Diagnosing Model Fit (RMSE and Residuals) For the multiple regression model from
Question 2 (LifeExpectancy ~ GDP + Health + Internet), calculate the RMSE and explain
what it represents in the context of predicting life expectancy. How would large residuals
for certain countries (e.g., those with unusually high or low life expectancy) affect your
confidence in the model’s predictions, and what might you investigate further?

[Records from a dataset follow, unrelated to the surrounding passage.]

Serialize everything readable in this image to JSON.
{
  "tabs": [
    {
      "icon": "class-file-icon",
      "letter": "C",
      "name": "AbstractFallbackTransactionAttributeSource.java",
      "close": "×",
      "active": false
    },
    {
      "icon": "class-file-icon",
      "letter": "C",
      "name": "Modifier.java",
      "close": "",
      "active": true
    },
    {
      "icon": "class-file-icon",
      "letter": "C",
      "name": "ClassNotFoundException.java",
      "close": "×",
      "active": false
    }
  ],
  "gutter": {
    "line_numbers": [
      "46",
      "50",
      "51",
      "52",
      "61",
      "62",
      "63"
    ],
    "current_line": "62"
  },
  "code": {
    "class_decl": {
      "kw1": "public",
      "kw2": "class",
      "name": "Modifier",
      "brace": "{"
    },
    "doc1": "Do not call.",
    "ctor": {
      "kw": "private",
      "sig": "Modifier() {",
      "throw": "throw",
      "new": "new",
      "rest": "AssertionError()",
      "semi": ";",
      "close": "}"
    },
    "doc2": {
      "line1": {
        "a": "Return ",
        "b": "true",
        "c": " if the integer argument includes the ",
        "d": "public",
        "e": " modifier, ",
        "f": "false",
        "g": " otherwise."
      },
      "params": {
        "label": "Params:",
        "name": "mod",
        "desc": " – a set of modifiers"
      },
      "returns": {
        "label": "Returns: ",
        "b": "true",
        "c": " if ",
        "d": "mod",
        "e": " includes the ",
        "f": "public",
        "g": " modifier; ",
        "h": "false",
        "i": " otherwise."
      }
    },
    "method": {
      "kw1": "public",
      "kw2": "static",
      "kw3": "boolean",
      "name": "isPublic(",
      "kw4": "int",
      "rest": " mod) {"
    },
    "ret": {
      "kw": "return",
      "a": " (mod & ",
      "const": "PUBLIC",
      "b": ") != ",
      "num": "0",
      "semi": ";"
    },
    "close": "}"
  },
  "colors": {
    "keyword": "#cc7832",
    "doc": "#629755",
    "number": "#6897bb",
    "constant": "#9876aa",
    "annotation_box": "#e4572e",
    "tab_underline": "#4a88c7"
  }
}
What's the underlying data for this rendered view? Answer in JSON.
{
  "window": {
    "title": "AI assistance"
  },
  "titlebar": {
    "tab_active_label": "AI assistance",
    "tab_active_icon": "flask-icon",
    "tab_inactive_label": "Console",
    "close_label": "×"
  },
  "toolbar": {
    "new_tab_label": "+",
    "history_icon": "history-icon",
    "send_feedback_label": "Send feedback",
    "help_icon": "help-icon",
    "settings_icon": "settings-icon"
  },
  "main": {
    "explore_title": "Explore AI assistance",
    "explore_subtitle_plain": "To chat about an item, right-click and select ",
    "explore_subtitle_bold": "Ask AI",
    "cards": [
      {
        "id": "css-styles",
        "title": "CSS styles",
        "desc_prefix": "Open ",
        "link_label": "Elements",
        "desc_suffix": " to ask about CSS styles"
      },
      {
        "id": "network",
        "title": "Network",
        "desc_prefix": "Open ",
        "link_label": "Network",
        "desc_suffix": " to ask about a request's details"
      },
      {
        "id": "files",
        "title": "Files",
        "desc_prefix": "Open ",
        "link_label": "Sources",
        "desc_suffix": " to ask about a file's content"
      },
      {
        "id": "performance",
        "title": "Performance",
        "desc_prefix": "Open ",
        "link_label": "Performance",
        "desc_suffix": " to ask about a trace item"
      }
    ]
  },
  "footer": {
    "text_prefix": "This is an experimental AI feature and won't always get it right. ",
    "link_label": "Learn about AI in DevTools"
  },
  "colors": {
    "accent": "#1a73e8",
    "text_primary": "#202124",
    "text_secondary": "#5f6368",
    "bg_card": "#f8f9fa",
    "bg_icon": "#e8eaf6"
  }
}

# Calculate residualsresiduals_multiple <-resid(multiple_model)# Calculate RMSE for multiple modelrmse_multiple <-sqrt(mean(residuals_multiple^2))rmse_multiple
[1] 4.056417
This RSME means that predictions for life expectancy miss by about 4.1 years on average. Larger residuals (meaning a greater difference between actual and predicted values) would mean the model is less accurate so I would be less confident in it’s predictions. I would likely examine or add other variables to the multiple linear model to account for the variation in the data.
Hypothetical Example
Hypothetical Example (Multicollinearity in Multiple Regression) Suppose you are
analyzing the AllCountries dataset and fit a multiple linear regression model to predict
CO2 emissions (metric tons per capita) using Energy (kilotons of oil equivalent) and
Electricity (kWh per capita) as predictors. You notice that Energy and Electricity are
highly correlated. Explain how this multicollinearity might affect the interpretation of the
regression coefficients and the reliability of the model.
Multicollinearity makes the results and coefficents less precise and less reliable because energy is dependent on electricity (or vise versa). The model will become less reliable as a result, so I could either remove one of the variables or create two models with one of the variables in each and look at the results seperately.